What will future generations call themselves? We have a unique culture. Our Buddhist teachings, originating from the great teachers of India and Tibet and in particular from the Kagyu and Nyingma lineages, are influenced by Japanese culture in the way we practice the way of the bow, eat oryoki and arrange our shrine. The way that we educate ourselves in the dharma and our unique etiquette and manners draw inspiration from both the West and the East. By performing the lhasang, we participate in the rituals of Bon, and we include Shintoism by having shrines to the kamis. We also practice the Chinese and Japanese arts of calligraphy, Zen archery, and the equestrian arts.
These are all practices that were strongly encouraged by the Vidyadhara. We are not like other Buddhist or Zen sanghas.
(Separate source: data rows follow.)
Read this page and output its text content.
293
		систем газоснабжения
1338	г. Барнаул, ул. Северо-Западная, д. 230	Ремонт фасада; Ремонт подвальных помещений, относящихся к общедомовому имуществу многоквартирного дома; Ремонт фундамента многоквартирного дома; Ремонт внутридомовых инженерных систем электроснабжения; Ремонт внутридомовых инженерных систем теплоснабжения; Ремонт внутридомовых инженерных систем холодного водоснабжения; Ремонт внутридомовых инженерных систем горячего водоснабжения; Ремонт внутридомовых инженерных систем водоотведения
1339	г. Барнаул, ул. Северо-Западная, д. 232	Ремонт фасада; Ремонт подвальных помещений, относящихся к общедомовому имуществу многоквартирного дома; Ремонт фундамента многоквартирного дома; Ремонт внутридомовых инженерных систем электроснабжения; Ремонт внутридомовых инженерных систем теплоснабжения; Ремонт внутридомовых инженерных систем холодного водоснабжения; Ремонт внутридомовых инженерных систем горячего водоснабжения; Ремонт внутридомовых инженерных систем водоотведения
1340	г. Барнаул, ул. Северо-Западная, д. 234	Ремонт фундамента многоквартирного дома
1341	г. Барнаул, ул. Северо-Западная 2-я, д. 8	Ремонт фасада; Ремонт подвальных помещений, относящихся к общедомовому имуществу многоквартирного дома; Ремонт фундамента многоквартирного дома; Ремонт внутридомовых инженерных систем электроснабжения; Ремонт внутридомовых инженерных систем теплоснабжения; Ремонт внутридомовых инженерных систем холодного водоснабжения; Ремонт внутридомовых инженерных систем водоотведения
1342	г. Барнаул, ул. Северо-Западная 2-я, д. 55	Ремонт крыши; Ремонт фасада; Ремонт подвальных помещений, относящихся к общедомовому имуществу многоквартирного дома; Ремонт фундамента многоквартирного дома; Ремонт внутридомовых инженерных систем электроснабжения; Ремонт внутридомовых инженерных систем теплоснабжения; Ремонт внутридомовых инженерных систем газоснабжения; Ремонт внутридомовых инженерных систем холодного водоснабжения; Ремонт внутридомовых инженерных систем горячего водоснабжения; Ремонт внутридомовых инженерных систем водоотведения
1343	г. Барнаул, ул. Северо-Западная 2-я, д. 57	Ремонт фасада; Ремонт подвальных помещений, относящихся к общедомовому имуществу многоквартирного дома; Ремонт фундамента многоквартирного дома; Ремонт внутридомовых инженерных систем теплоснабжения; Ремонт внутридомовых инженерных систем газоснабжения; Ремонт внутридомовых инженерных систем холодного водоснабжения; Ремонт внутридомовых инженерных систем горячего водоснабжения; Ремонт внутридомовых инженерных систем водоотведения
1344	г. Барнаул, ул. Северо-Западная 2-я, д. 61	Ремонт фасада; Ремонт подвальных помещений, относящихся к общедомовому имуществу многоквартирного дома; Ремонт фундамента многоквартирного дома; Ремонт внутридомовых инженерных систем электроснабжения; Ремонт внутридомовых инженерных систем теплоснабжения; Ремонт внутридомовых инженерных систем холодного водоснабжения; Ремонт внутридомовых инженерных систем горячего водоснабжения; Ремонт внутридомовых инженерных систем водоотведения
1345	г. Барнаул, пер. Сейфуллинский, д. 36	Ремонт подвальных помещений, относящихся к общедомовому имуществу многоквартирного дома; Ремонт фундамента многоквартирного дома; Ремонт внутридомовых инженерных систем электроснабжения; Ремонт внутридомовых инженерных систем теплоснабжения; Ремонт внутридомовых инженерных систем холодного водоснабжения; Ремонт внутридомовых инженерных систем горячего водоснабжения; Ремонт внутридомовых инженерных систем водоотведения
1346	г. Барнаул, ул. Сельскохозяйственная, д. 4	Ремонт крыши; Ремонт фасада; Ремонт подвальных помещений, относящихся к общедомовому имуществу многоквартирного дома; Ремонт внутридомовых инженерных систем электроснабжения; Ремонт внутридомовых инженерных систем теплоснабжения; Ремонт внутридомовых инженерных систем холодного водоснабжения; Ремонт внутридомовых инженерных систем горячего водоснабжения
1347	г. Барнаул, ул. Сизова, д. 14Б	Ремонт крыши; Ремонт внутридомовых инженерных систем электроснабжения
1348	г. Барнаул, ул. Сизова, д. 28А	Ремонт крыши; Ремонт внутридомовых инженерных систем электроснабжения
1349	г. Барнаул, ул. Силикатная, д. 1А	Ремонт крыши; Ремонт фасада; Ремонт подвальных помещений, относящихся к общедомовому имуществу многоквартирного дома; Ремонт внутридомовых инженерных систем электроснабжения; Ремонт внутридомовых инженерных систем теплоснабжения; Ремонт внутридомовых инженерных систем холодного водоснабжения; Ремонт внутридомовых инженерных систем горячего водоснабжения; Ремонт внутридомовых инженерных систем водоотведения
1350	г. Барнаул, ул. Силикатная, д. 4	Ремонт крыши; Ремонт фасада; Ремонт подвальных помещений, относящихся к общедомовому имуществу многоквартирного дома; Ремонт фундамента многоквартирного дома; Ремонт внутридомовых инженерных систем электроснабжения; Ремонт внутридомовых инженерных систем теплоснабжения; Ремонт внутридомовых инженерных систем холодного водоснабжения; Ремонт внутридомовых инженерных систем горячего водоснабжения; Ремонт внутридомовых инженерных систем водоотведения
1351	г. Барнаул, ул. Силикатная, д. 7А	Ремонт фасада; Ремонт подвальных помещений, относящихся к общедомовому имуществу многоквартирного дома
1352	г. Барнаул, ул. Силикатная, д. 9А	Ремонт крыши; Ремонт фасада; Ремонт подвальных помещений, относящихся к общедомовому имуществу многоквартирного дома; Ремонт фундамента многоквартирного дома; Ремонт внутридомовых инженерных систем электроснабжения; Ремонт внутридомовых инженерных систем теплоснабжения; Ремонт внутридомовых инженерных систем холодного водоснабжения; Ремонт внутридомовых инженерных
Much of what we assume to be Buddhist in our community is heavily influenced by the teachings of Shambhala. Ideally speaking, we should all be trained to some degree in both sets of teachings. The Vidyadhara saw the need for Buddhism to adapt to this new world, and he also saw what this world needs. The Shambhala teachings came to him in these visions and he saw that this is the perfect time for them. Furthermore, people who are inspired by Shambhala teachings who practice a different religion are welcomed, and they will enrich the Shambhala mandala as Shambhalian Christians, Shambhalian Jews, and so forth.
Now it is time for us to clarify what we are presenting in the centers. We should be able to easily express, in one sentence, to anyone who asks, who we are and what we do. That we should try to be all things to all people does not seem feasible. So, what are we passing on?
What has been passed on to me are the teachings of the buddhadharma, the lineages of hinayana, mahayana and vajrayana, and mahamudra and dzokchen within tantra, and the lineage of Shambhala. And this is what will be passed on to the future Sakyongs. Future Sakyongs will be Shambhalian Buddhists, just as this one is and the previous Sakyong was. The role of the Sakyong is to protect and propagate both the Shambhala and Buddhist teachings.
So what is at the heart of our organization, our society? What are we?
We are the lineage of Shambhala Buddhism. That is what we are.